The first question:
Osho,
Thank you for the delicate synthesis. Great joy arises in understanding the purposelessness of existence.
Truth always triggers a process in you, even if the truth is not your own. The very hearing of it creates a parallel process in you. It is not caused by hearing it; it follows not the law of cause and effect, but the law of synchronicity.
Listening to great music, music arises in you. There is no necessity; it may arise, it may not arise. There is no inevitability about it. But if you are open, it arises. If you are available, it arises. Watching a great dancer, something starts dancing in you. This is communion.
The truth of Pythagoras, the truth of the greatest synthesis ever attempted, can trigger a process in you, can start something so immense that you could have never dreamt about it. That is the whole purpose of satsang: being in communion with a master. His presence, his utterances, his silences start working on you, and sometimes even in spite of you. Sometimes you become aware of those processes, sometimes you are not aware of them; they start working underneath your consciousness. One day they explode into great blossoming.

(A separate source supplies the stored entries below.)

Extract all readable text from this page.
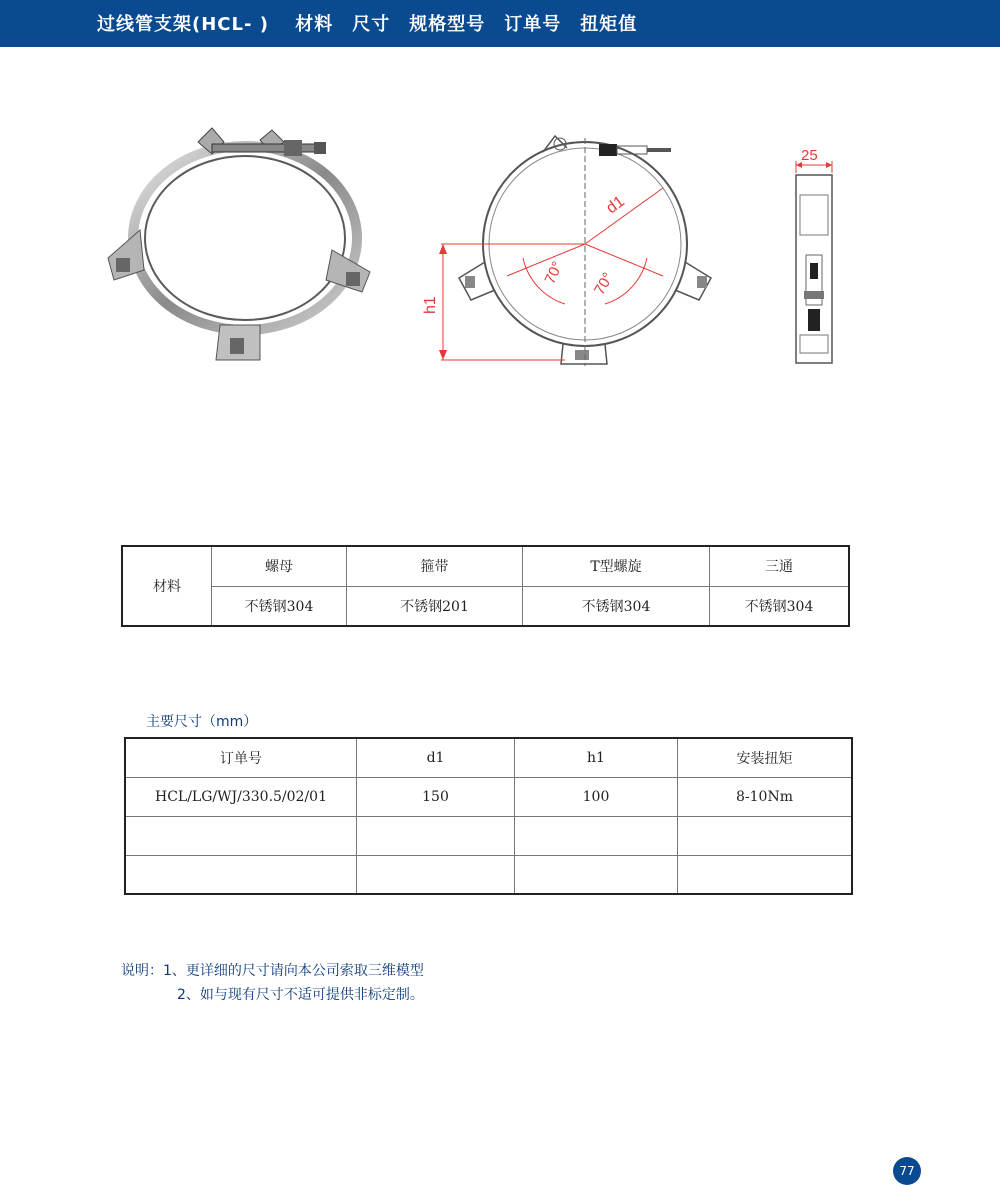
过线管支架(HCL- )　 材料　尺寸　规格型号　订单号　扭矩值
d1
h1
70° 70°
25
材料	螺母	箍带	T型螺旋	三通
	不锈钢304	不锈钢201	不锈钢304	不锈钢304
主要尺寸（mm）
订单号	d1	h1	安装扭矩
HCL/LG/WJ/330.5/02/01	150	100	8-10Nm

说明：1、更详细的尺寸请向本公司索取三维模型
2、如与现有尺寸不适可提供非标定制。
77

Pythagoras really has tried the impossible, and not only tried; he succeeded too. But the world wants to live in division, because the world can only understand conflict. It cannot understand synthesis. Synthesis can only be understood when some synthesis inside you starts happening; otherwise synthesis is non-understandable, will be misunderstood.

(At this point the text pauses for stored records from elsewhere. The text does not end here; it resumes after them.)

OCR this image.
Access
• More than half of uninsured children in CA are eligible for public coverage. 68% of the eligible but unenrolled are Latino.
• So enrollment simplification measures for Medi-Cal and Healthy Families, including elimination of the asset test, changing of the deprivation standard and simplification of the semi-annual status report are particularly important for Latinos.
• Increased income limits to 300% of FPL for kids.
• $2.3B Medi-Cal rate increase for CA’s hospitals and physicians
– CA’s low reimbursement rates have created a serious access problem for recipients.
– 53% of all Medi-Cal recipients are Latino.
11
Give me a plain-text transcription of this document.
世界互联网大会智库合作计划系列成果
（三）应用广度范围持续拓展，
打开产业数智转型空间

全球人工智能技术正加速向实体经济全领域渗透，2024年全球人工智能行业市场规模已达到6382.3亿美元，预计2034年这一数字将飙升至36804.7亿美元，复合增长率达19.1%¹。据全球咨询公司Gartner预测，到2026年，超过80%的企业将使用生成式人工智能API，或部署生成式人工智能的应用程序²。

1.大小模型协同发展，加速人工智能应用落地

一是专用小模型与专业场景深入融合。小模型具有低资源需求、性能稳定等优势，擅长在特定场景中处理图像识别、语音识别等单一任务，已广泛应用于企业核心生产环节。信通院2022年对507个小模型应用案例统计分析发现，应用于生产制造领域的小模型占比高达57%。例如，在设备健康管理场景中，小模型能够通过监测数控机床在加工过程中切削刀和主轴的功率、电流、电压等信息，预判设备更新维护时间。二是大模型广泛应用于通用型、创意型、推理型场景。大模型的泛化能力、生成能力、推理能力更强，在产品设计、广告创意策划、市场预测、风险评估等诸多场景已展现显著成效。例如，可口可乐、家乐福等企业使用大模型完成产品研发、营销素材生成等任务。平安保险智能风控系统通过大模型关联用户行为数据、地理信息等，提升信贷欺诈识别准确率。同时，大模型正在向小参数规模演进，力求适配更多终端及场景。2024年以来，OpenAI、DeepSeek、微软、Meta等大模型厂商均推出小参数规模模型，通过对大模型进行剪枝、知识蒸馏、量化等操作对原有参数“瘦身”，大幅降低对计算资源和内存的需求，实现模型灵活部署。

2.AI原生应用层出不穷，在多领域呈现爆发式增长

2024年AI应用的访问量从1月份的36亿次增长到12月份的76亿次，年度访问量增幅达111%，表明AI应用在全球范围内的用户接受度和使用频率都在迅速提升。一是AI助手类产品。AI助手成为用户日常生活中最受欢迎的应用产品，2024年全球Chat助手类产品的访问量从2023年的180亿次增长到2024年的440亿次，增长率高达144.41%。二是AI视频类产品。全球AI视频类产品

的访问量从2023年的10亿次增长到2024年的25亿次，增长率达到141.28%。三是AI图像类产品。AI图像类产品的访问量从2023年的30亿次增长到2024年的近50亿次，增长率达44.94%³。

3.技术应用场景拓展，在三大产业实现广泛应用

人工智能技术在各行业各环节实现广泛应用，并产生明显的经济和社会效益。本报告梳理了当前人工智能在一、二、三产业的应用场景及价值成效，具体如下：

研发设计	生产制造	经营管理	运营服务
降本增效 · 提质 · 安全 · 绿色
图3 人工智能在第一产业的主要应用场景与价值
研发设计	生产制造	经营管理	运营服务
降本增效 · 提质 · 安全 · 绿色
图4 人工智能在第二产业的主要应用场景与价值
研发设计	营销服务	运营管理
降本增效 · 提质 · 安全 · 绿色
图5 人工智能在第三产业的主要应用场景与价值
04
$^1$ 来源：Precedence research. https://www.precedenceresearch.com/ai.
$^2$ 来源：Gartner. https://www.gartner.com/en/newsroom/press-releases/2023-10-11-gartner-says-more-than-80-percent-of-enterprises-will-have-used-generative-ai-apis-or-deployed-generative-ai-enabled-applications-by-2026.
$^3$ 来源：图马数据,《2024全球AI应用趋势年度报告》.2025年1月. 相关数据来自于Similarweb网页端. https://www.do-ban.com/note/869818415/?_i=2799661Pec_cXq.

Everybody was against Pythagoras. All religions, all sects, all the so-called gurus of those days were against Pythagoras. In fact, they should have been with him because he was bringing all scattered fragments of truth together. But it hurts…

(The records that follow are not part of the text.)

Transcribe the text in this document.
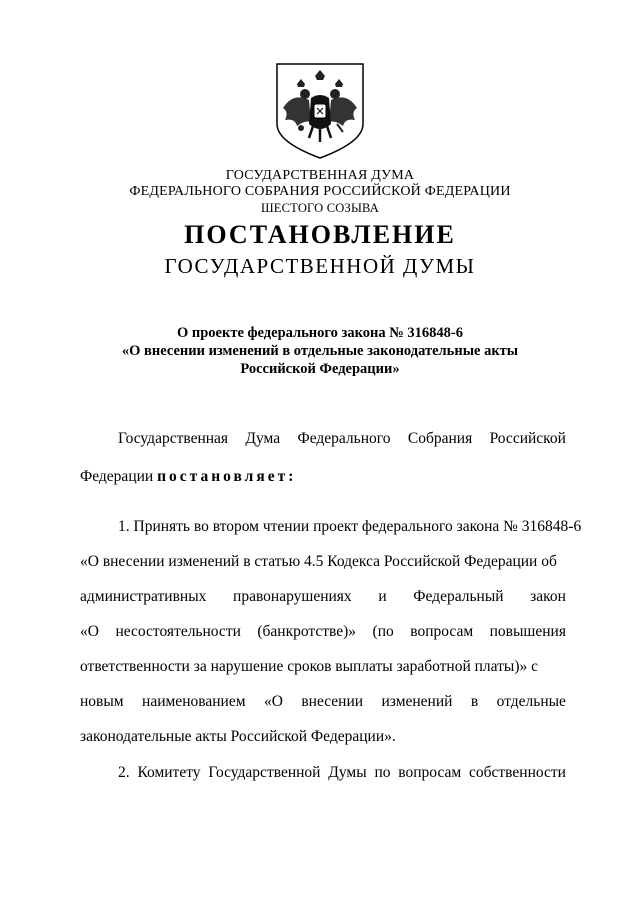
ГОСУДАРСТВЕННАЯ ДУМА
ФЕДЕРАЛЬНОГО СОБРАНИЯ РОССИЙСКОЙ ФЕДЕРАЦИИ
ШЕСТОГО СОЗЫВА
ПОСТАНОВЛЕНИЕ
ГОСУДАРСТВЕННОЙ ДУМЫ
О проекте федерального закона № 316848-6
«О внесении изменений в отдельные законодательные акты
Российской Федерации»
Государственная Дума Федерального Собрания Российской
Федерации постановляет:
1. Принять во втором чтении проект федерального закона № 316848-6
«О внесении изменений в статью 4.5 Кодекса Российской Федерации об
административных правонарушениях и Федеральный закон
«О несостоятельности (банкротстве)» (по вопросам повышения
ответственности за нарушение сроков выплаты заработной платы)» с
новым наименованием «О внесении изменений в отдельные
законодательные акты Российской Федерации».
2. Комитету Государственной Думы по вопросам собственности
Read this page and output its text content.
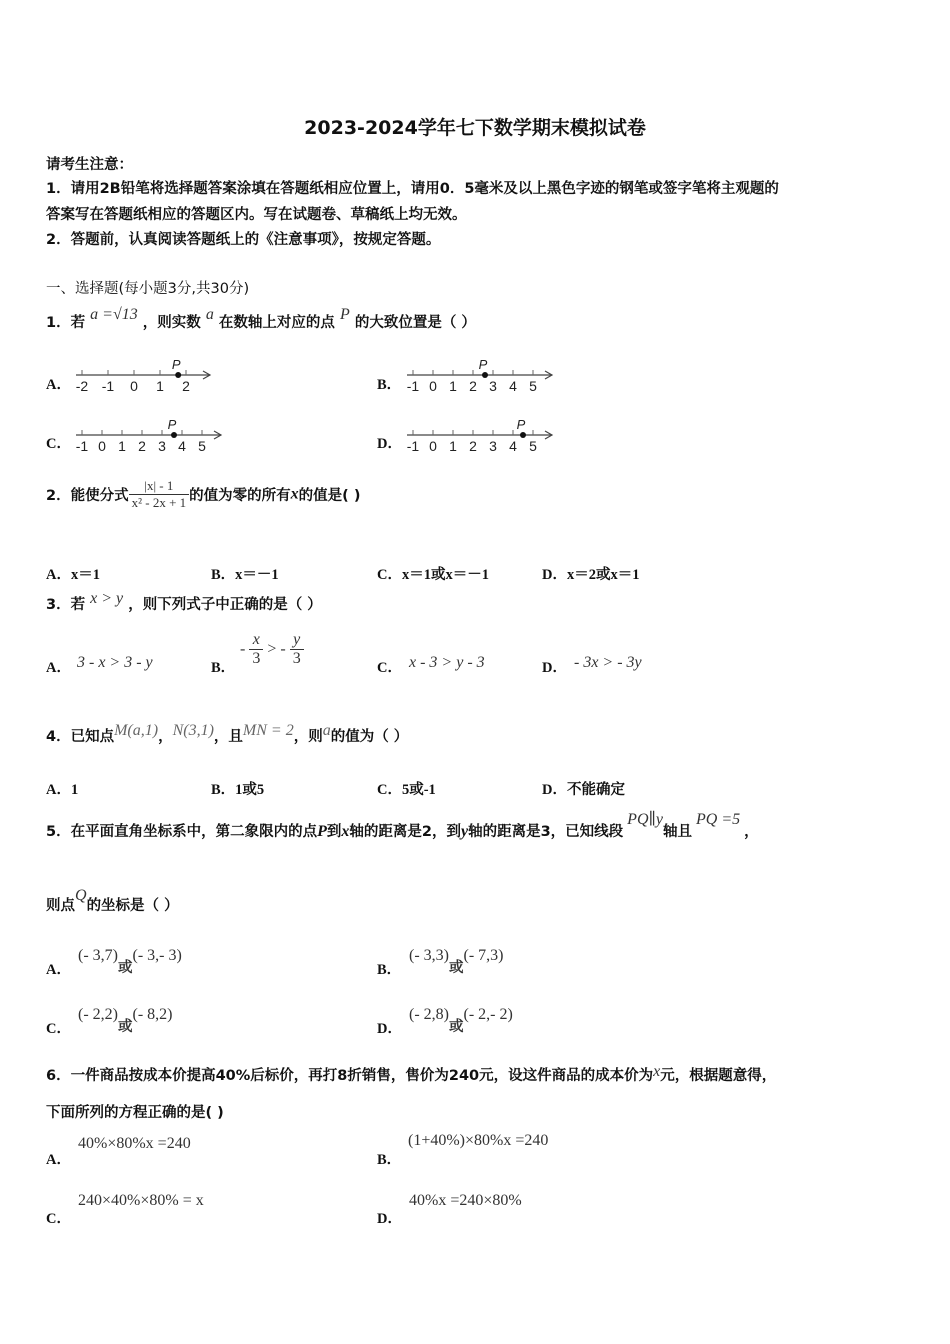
2023-2024学年七下数学期末模拟试卷
请考生注意：
1．请用2B铅笔将选择题答案涂填在答题纸相应位置上，请用0．5毫米及以上黑色字迹的钢笔或签字笔将主观题的
答案写在答题纸相应的答题区内。写在试题卷、草稿纸上均无效。
2．答题前，认真阅读答题纸上的《注意事项》，按规定答题。
一、选择题(每小题3分,共30分)
1．若 a =√13 ，则实数 a 在数轴上对应的点 P 的大致位置是（ ）
A． -2 -1 0 1 2
P
B． -1 0 1 2 3 4 5
P
C． -1 0 1 2 3 4 5
P
D． -1 0 1 2 3 4 5
P
2．能使分式 $\frac{|x| - 1}{\text{x² - 2x + 1}}$ 的值为零的所有x的值是( )
A．x＝1	B．x＝－1	C．x＝1或x＝－1	D．x＝2或x＝1
3．若 x > y ，则下列式子中正确的是（ ）
A． 3 - x > 3 - y	B．
- $\frac{x}{3}$ > - $\frac{y}{3}$	C． x - 3 > y - 3	D． - 3x > - 3y
4．已知点M(a,1)，N(3,1)，且MN = 2，则a的值为（ ）
A．1	B．1或5	C．5或-1	D．不能确定
5．在平面直角坐标系中，第二象限内的点P到x轴的距离是2，到y轴的距离是3，已知线段PQ∥y轴且PQ =5，
则点Q的坐标是（ ）
A．
(- 3,7)或(- 3,- 3)
B．
(- 3,3)或(- 7,3)
C．
(- 2,2)或(- 8,2)
D．
(- 2,8)或(- 2,- 2)
6．一件商品按成本价提高40%后标价，再打8折销售，售价为240元，设这件商品的成本价为x元，根据题意得，
下面所列的方程正确的是( )
A．
40%×80%x =240
B．
(1+40%)×80%x =240
C．
240×40%×80% = x
D．
40%x =240×80%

If I say that the Koran is true, as true as the Vedas; if people are understanding, then Mohammedans and Hindus would both be tremendously happy, but that doesn’t happen; both become angry. The Mohammedan becomes angry because I have compared his holy book with an ordinary book, the Vedas. And the Hindu becomes angry because I have compared his holy book with an ordinary book, the Koran. They both become angry because their egos are hurt.